PERCHE’ ANDARCI Reggio, o città del Tricolore in quanto qui, nel 1797, fu adottato il vessillo che divenne poi bandiera nazionale, è conosciuta oggi per la sua gastronomia, per la qualità di vita e, internazionalmente, per gli “asili più belli del mondo”. Ma è anche città d’arte. Ne sono simboli la seicentesca Basilica della Ghiara e il famosissimo Teatro Municipale. La contemporaneità è visibile, a chi percorre l’autostrada A1, nei ponti realizzati dall’architetto Santiago Calatrava, a corredo della Stazione mediopadana dell’Alta Velocità. 
 
DA NON PERDERE  La scoperta del centro prenderà il via dalla Sala del Tricolore e dal suo Museo, che ripercorre i fatti storici con cimeli napoleonici e risorgimentali, per continuare in Piazza Prampolini, più nota come Piazza Grande, su cui si affacciano la Cattedrale, il Battistero ed il Palazzo Municipale.
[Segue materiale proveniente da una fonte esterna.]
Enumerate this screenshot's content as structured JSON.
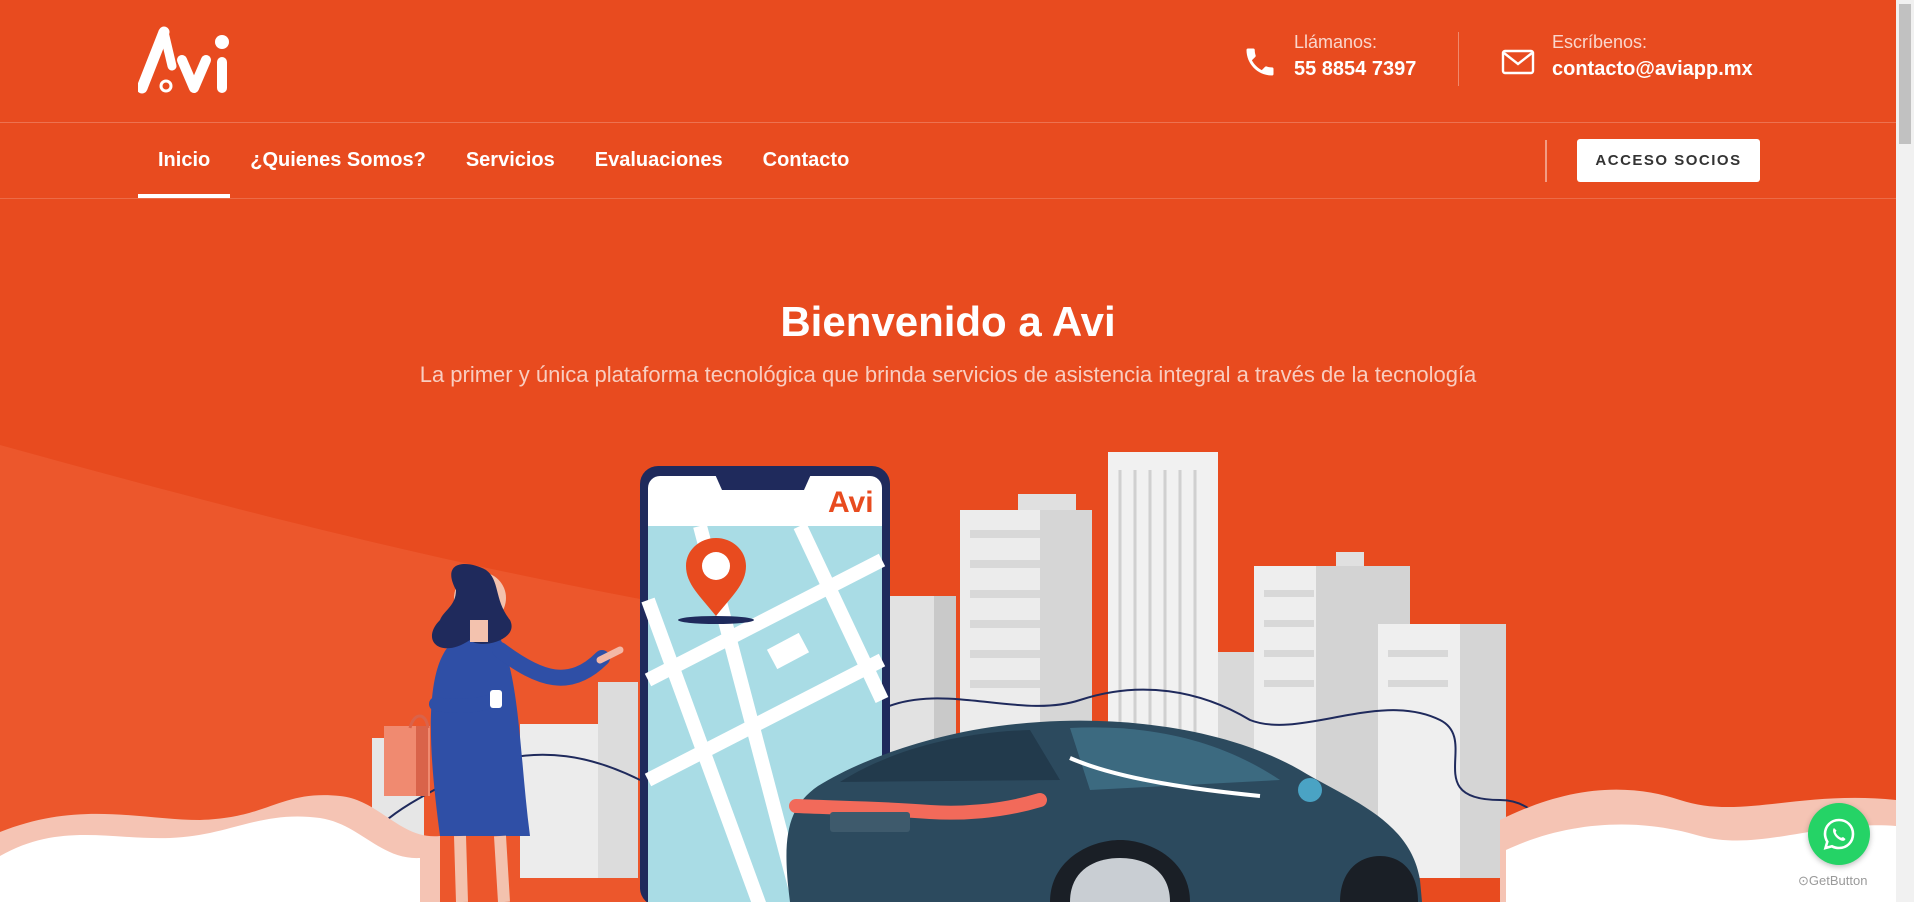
{
  "brand": {
    "logo_text": "Avi",
    "accent": "#e84b1f"
  },
  "header": {
    "phone": {
      "label": "Llámanos:",
      "value": "55 8854 7397",
      "icon": "phone-icon"
    },
    "email": {
      "label": "Escríbenos:",
      "value": "contacto@aviapp.mx",
      "icon": "mail-icon"
    }
  },
  "nav": {
    "items": [
      {
        "label": "Inicio",
        "active": true
      },
      {
        "label": "¿Quienes Somos?",
        "active": false
      },
      {
        "label": "Servicios",
        "active": false
      },
      {
        "label": "Evaluaciones",
        "active": false
      },
      {
        "label": "Contacto",
        "active": false
      }
    ],
    "cta_label": "ACCESO SOCIOS"
  },
  "hero": {
    "title": "Bienvenido a Avi",
    "subtitle": "La primer y única plataforma tecnológica que brinda servicios de asistencia integral a través de la tecnología",
    "phone_logo": "Avi"
  },
  "widgets": {
    "whatsapp_icon": "whatsapp-icon",
    "getbutton_label": "GetButton"
  }
}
Attraverso i portici del Broletto si raggiunge la piccola Piazza San Prospero, sede del tradizionale mercato. Da vedere, poi, la Basilica della Madonna della Ghiara, che custodisce preziose opere d’arte, come la Crocifissione del Guercino, il Palazzo dei Musei, la Galleria Parmeggiani, la Sinagoga, il Teatro Municipale e Piazza Martiri del 7 Luglio.
 
PERCHE' NON ANDARCI Le stagioni migliori per una visita sono la primavera e l’autunno, sia per il clima che per i numerosi eventi che hanno luogo in città.
  
COSA NON COMPRARE La sezione souvenir non è per niente ricca: oltre a portachiavi e calamite si trova poco altro. Allora approfittatene per portare a casa un ricordo gastronomico. A partire dai cappelletti reggiani, o capplett, dal Parmigiano-Reggiano e dall’Aceto Balsamico Tradizionale. Nei forni, inoltre, erbazzone e chizze; in pasticceria, spongata, torta di riso e biscione.